A minute of this is an infinity.

It’s dicey, and usually inaccurate, to start throwing around words like Chekhovian, but there is a reason Annie Baker has been compared to the immortal Russian doctor, and it’s not the pauses. What she shares with him is an ability to place characters for whom she has both scientific fascination and infinite compassion in a mundane situation that both is and is not a metaphor, and then let them simply struggle to live. The clinic is real, and Infinite Life is a play about pain and illness — about the messed-up guilt and meaning we ascribe to these uncontrollable things, and the crises of identity and faith that they cause, and the way in which they so often go ignored, dismissed, under-researched, and preyed upon, especially in women.
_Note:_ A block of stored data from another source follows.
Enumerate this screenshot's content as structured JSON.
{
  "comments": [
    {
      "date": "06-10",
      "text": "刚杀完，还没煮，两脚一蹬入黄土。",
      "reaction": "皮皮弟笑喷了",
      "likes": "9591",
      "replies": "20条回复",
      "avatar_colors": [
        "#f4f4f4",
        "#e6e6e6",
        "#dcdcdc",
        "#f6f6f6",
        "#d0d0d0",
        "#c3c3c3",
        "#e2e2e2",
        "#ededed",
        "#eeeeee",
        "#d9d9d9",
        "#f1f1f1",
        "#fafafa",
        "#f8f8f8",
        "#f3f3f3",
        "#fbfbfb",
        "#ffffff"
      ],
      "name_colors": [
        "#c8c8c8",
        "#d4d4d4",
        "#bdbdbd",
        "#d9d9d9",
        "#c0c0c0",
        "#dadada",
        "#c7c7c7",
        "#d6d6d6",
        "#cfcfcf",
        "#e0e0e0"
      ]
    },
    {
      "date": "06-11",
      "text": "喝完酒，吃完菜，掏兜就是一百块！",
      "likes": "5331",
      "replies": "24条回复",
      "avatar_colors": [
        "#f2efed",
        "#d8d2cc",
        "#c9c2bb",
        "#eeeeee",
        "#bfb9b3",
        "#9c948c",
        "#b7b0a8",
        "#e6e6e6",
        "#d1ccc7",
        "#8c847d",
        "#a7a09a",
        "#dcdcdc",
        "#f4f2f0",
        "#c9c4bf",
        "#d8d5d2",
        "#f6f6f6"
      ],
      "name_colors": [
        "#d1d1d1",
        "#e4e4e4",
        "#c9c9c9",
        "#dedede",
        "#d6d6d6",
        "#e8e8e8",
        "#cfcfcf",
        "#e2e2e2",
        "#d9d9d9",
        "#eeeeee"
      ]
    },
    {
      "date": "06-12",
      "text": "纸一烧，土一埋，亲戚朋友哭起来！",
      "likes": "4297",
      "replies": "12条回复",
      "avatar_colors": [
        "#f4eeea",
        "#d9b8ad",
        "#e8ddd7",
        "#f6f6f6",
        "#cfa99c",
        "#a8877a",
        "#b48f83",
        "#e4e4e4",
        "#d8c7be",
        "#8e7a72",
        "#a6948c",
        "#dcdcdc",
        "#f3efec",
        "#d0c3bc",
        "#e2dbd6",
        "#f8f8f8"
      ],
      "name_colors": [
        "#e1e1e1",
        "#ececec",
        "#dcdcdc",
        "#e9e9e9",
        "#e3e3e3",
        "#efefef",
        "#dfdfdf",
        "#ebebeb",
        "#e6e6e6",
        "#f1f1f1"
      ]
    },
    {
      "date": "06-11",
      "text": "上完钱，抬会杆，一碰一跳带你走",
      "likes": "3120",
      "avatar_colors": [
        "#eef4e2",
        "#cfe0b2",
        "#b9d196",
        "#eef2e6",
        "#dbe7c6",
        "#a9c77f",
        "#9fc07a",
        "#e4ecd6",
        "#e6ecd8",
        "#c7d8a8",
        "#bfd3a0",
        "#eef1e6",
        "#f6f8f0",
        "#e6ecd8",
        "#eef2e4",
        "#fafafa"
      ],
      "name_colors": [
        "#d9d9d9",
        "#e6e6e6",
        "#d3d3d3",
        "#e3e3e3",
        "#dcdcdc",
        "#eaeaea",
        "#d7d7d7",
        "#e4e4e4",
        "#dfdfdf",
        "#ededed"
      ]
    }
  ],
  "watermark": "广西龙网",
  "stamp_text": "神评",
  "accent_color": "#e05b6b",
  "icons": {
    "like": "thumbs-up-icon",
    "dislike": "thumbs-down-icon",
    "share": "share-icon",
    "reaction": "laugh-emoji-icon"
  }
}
And the clinic is only a container: a space in which to talk about and bear witness to suffering, physical or not, and to reckon with the excruciating human contradiction of our longing for meaning and our fear of it. “If pain doesn’t mean anything then it’s so fucking boring,” says Sofi, bent over and almost shaking, to Eileen. “But … I guess if it means anything at all, I don’t know if I can bear it.”

Whatever the relative wellness or illness of our bodies, Infinite Life gathers us all in its wide embrace, turning its curious, accepting gaze on our brokenness. “Pete,” pleads Sofi in the middle of the night, into the unlistening abyss of her husband’s phone, “who are the normal happy people? They’re out there …” Perhaps they are. Or perhaps — to paraphrase the title of another nimble, funny, and devastating story of sickness — people like Baker’s are the only people here.

Infinite Life is at the Atlantic Theater Company through October 14.